It is a sobering, or at any rate a salutary, thought that a man is, after all , only as recognizable as his Wellington boots. This realization came to me the other night when I was down our road walking the dog, in shoes (me, not the dog), and a woman I'd never seen before suddenly issued from one of the houses with a large Alsatian.
We exchanged the kind of greetings dogwalkers sometimes indulge in and were proceeding in various directions when she suddenly turned round and said: "And you must be the man who walks his dog in the long grass below the houses." I admitted it was possible.
"I see you from my kitchen," she said. "I didn't recognize you at first -- without your Wellington boots."
It is, I suppose, such subtle nuances that distinguish between life in the country and life in the city. If, when I lived down in Yorkshire, I'd worn shoes instead of boots to cross the fields, Ken, the farmer, would probably have wanted to know if I was going to a wedding. "Nay, lad, tha's dressed up, in't tha?" -- I can just hear him imitating broad Yorkshire as only a broad Yorkshireman can.
There the mud season was about as long as the four other seasons put together. A bootless man was an unusual sight. A mere move to the city of Glasgow is not enough to kick the boot-wearing habit. My feet came north with me: so did my Wellies -- naturally.
Boots of course go with long wet grass, and long wet grass goes with walking the dog. Below the houses along our road is a wild area of common land known as the "Cunyon" which makes an impressive little urban stab at walkable "countryside." It's left to its own devices, more or less, and is filled with wildflowers, shrubs, brambles and grass. I'd never before thought of my boots as particularly noticeable. But now, when I stride through the cunyon with the dog, relishing every scented root and stem in all this wonderful, growing green, I wonder who might be admiring them through lace curtains or venetian blinds. . . .
Have my boots and dog and I become part of that woman's outlook, figures in her environment?Who knows? Perhaps we have even modified it slightly.
Academic observers of the urban scene frequently point out the sense of anonymity experienced by people when moving from the country into the city. For some this can act as a gigantic surge of unaccustomed freedom. They can move and act and dress and behave unscrutinized by all-seeing and appraising village eyes. They can avoid encounters. But -- so goes the theory -- this release can be double-edged.
I think so too. We may well escape critical eyes of a narrowing sort, but at the same time we escape approval and particularly warming and pleasant notice. Most of us are a strange mixture of the private and the public, the introvert and the extrovert. Secretly, perhaps, we like to be seen and watched. Even the acutely reticent can feel a small shudder of pleasure when someone has recognized him.
The city is what you make it, of course, like the country: it responds to you; you contain it. You determine your identity in it. The woman who recognized me as the man in Wellington boots that summer night simply increased my conviction that "city anonymity" is a myth, suffered only if unchallenged.
In any event, I'm delighted that my boots had something to do with a challenge.

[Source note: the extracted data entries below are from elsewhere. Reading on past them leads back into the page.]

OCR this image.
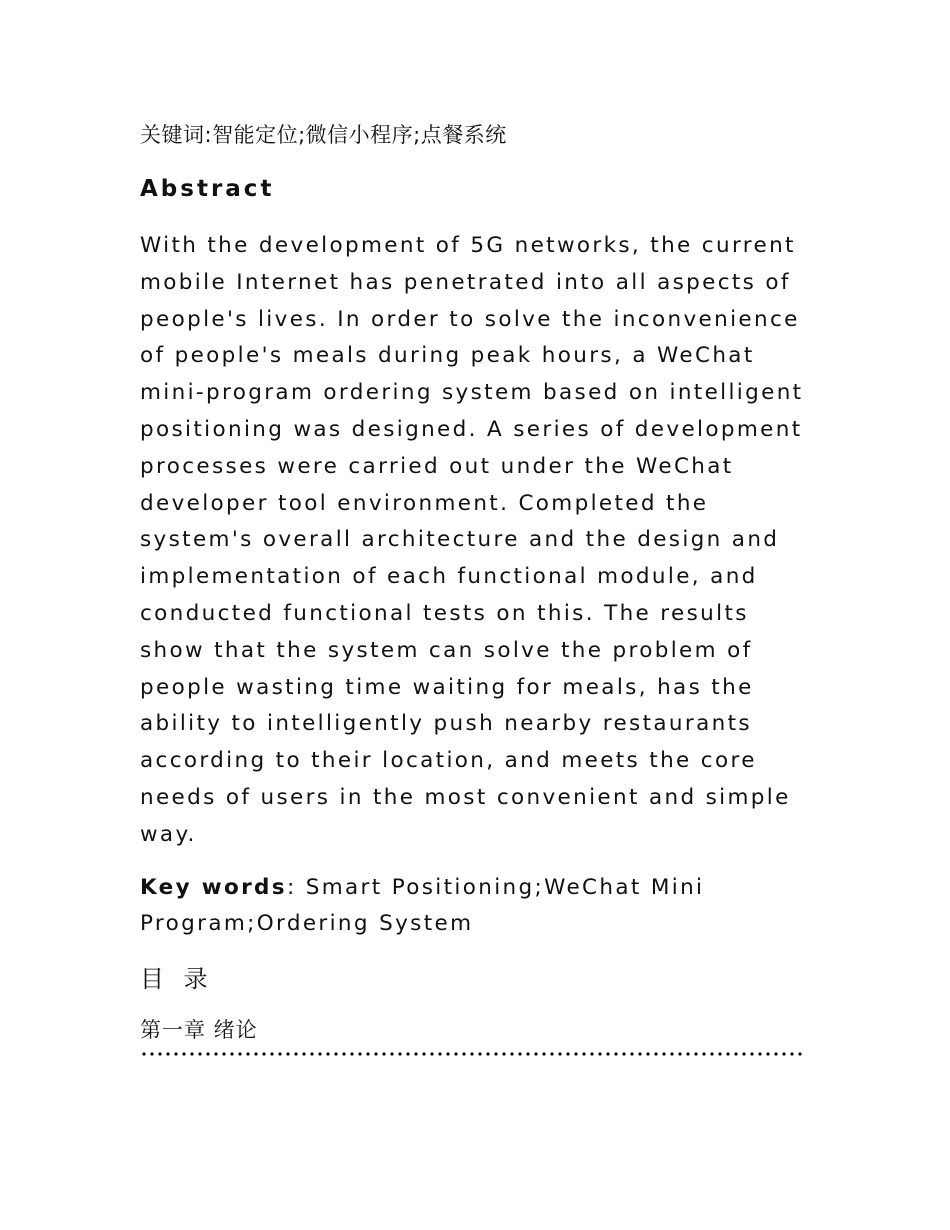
关键词:智能定位;微信小程序;点餐系统

Abstract

With the development of 5G networks, the current mobile Internet has penetrated into all aspects of people's lives. In order to solve the inconvenience of people's meals during peak hours, a WeChat mini-program ordering system based on intelligent positioning was designed. A series of development processes were carried out under the WeChat developer tool environment. Completed the system's overall architecture and the design and implementation of each functional module, and conducted functional tests on this. The results show that the system can solve the problem of people wasting time waiting for meals, has the ability to intelligently push nearby restaurants according to their location, and meets the core needs of users in the most convenient and simple way.

Key words: Smart Positioning;WeChat Mini Program;Ordering System

目 录
第一章 绪论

Boots are heroic -- but also human. They make their mark on the earth, but not aggressively. They are an amiable kind of footwear. They flatten but don't churn up pathways. They forge tracks. Boots conquered the moon. And boots are obligatory for a walk with a dog. Dogs have their own ways of adapting to a new environment, of making their importance felt, of staking out territory. But a man on a walk (at least through a sea of summer grass) without boots is but a poor creature. All cities should be full of men in boots , tramping exultantly over their waste places, getting noticed.